Certainty and Control
So, what drew me to narrative – what are my narrative beginnings? To be honest, I’m not really sure. I have always loved stories, having found them to be safe spaces to inhabit, particularly when I was young and lived in uncertainty, anxiety, and fear. But, that feels like an epic and I, perhaps, just need a narrative beginning and I think I know where to start.
Last weekend, on the patio, I read Clandinin and Connelly’s chapter that compared formalists to narrative inquirers and parts of descriptions of both resonated with me: How could I be attracted to both – I want to use the word “camps,” but it seems heavy with confrontation – perspectives? Ever since that reading, however, I’ve wanted to write about my geometry proofs.
My older sister and I shared a bedroom the whole of our growing up – or at least the parts of that growing up that I can remember. We had twin beds, two nightstands, and a dresser. All of that furniture was matching maple (little of our household furniture was matching back then) but at some point along the way, my parents purchased a used library table and two chairs (that were, oddly enough, from the library) that went in our room. In high school, a different town, school, and house, we still had the library table in our room in the basement of our bi-level home. [something about the lamp]
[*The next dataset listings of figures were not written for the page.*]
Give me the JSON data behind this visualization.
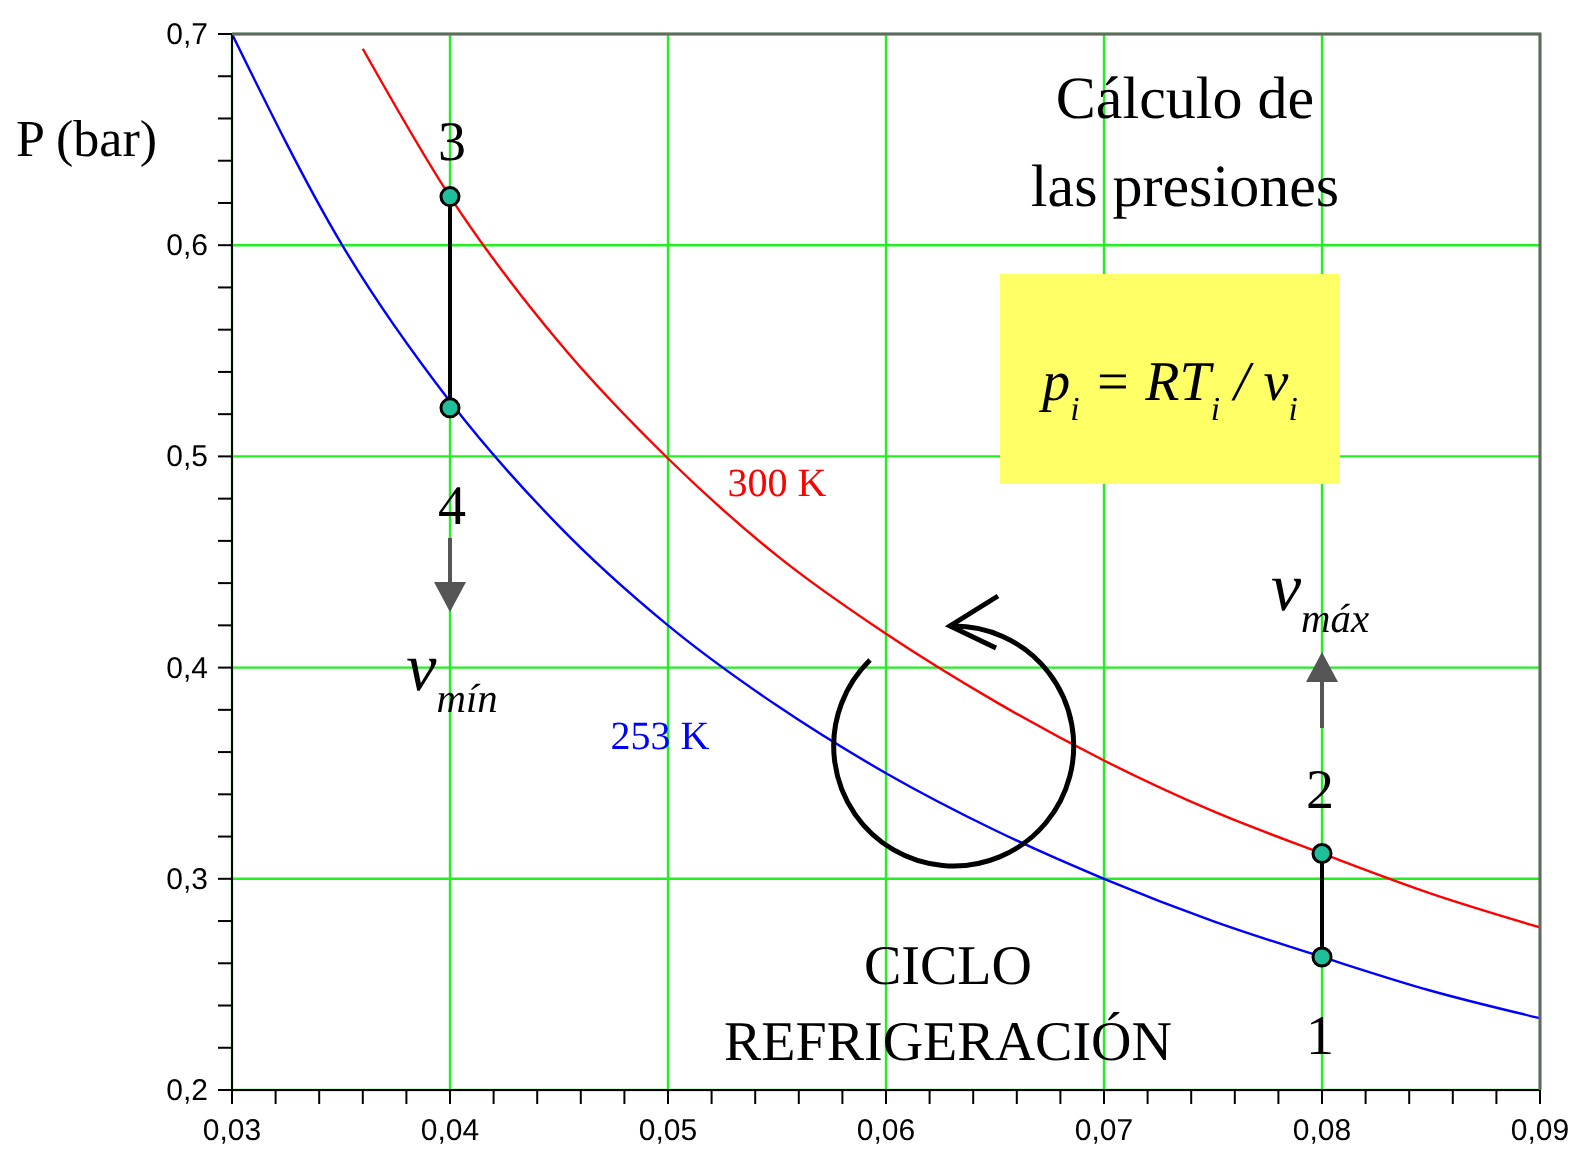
{
  "chart_data": {
    "type": "line",
    "title": "Cálculo de las presiones",
    "ylabel": "P (bar)",
    "xlim": [
      0.03,
      0.09
    ],
    "ylim": [
      0.2,
      0.7
    ],
    "xticks": [
      {
        "value": 0.03,
        "label": "0,03"
      },
      {
        "value": 0.032,
        "label": null
      },
      {
        "value": 0.034,
        "label": null
      },
      {
        "value": 0.036,
        "label": null
      },
      {
        "value": 0.038,
        "label": null
      },
      {
        "value": 0.04,
        "label": "0,04"
      },
      {
        "value": 0.042,
        "label": null
      },
      {
        "value": 0.044,
        "label": null
      },
      {
        "value": 0.046,
        "label": null
      },
      {
        "value": 0.048,
        "label": null
      },
      {
        "value": 0.05,
        "label": "0,05"
      },
      {
        "value": 0.052,
        "label": null
      },
      {
        "value": 0.054,
        "label": null
      },
      {
        "value": 0.056,
        "label": null
      },
      {
        "value": 0.058,
        "label": null
      },
      {
        "value": 0.06,
        "label": "0,06"
      },
      {
        "value": 0.062,
        "label": null
      },
      {
        "value": 0.064,
        "label": null
      },
      {
        "value": 0.066,
        "label": null
      },
      {
        "value": 0.068,
        "label": null
      },
      {
        "value": 0.07,
        "label": "0,07"
      },
      {
        "value": 0.072,
        "label": null
      },
      {
        "value": 0.074,
        "label": null
      },
      {
        "value": 0.076,
        "label": null
      },
      {
        "value": 0.078,
        "label": null
      },
      {
        "value": 0.08,
        "label": "0,08"
      },
      {
        "value": 0.082,
        "label": null
      },
      {
        "value": 0.084,
        "label": null
      },
      {
        "value": 0.086,
        "label": null
      },
      {
        "value": 0.088,
        "label": null
      },
      {
        "value": 0.09,
        "label": "0,09"
      }
    ],
    "yticks": [
      {
        "value": 0.2,
        "label": "0,2"
      },
      {
        "value": 0.22,
        "label": null
      },
      {
        "value": 0.24,
        "label": null
      },
      {
        "value": 0.26,
        "label": null
      },
      {
        "value": 0.28,
        "label": null
      },
      {
        "value": 0.3,
        "label": "0,3"
      },
      {
        "value": 0.32,
        "label": null
      },
      {
        "value": 0.34,
        "label": null
      },
      {
        "value": 0.36,
        "label": null
      },
      {
        "value": 0.38,
        "label": null
      },
      {
        "value": 0.4,
        "label": "0,4"
      },
      {
        "value": 0.42,
        "label": null
      },
      {
        "value": 0.44,
        "label": null
      },
      {
        "value": 0.46,
        "label": null
      },
      {
        "value": 0.48,
        "label": null
      },
      {
        "value": 0.5,
        "label": "0,5"
      },
      {
        "value": 0.52,
        "label": null
      },
      {
        "value": 0.54,
        "label": null
      },
      {
        "value": 0.56,
        "label": null
      },
      {
        "value": 0.58,
        "label": null
      },
      {
        "value": 0.6,
        "label": "0,6"
      },
      {
        "value": 0.62,
        "label": null
      },
      {
        "value": 0.64,
        "label": null
      },
      {
        "value": 0.66,
        "label": null
      },
      {
        "value": 0.68,
        "label": null
      },
      {
        "value": 0.7,
        "label": "0,7"
      }
    ],
    "grid": true,
    "legend": false,
    "marker": "none",
    "line_style": "solid",
    "series": [
      {
        "name": "300 K",
        "color": "#ff0000",
        "x": [
          0.036,
          0.04,
          0.045,
          0.05,
          0.055,
          0.06,
          0.065,
          0.07,
          0.075,
          0.08,
          0.085,
          0.09
        ],
        "values": [
          0.693,
          0.623,
          0.554,
          0.499,
          0.453,
          0.416,
          0.384,
          0.356,
          0.332,
          0.312,
          0.293,
          0.277
        ]
      },
      {
        "name": "253 K",
        "color": "#0000ff",
        "x": [
          0.03,
          0.035,
          0.04,
          0.045,
          0.05,
          0.055,
          0.06,
          0.065,
          0.07,
          0.075,
          0.08,
          0.085,
          0.09
        ],
        "values": [
          0.7,
          0.601,
          0.526,
          0.467,
          0.42,
          0.382,
          0.35,
          0.323,
          0.3,
          0.28,
          0.263,
          0.247,
          0.234
        ]
      },
      {
        "color": "#000000",
        "x": [
          0.04,
          0.04
        ],
        "values": [
          0.623,
          0.523
        ]
      },
      {
        "color": "#000000",
        "x": [
          0.08,
          0.08
        ],
        "values": [
          0.312,
          0.263
        ]
      },
      {
        "type": "scatter",
        "marker": "circle",
        "color": "#1fbf9b",
        "x": [
          0.04,
          0.04,
          0.08,
          0.08
        ],
        "values": [
          0.623,
          0.523,
          0.312,
          0.263
        ]
      }
    ],
    "annotations": [
      "3",
      "4",
      "2",
      "1",
      "v$_{mín}$",
      "v$_{máx}$",
      "CICLO REFRIGERACIÓN",
      "p$_{i}$ = RT$_{i}$ / v$_{i}$"
    ]
  }
}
I adored sitting at that table solving geometry proofs. I did them in ink and recopied until perfect. The tedious process was engrossing and calming to me. I suspect I found that work satisfying because there was certainty possible. While I loved stories, I always read the end by the time I had finished only a third of the book.
On the other hand, I am drawn to narrative; I believe that experiences and lives cannot be understood or appreciated fully without narrative. And narrative, by its very nature, eliminates certainty, leaving me to wonder why I am drawn to it.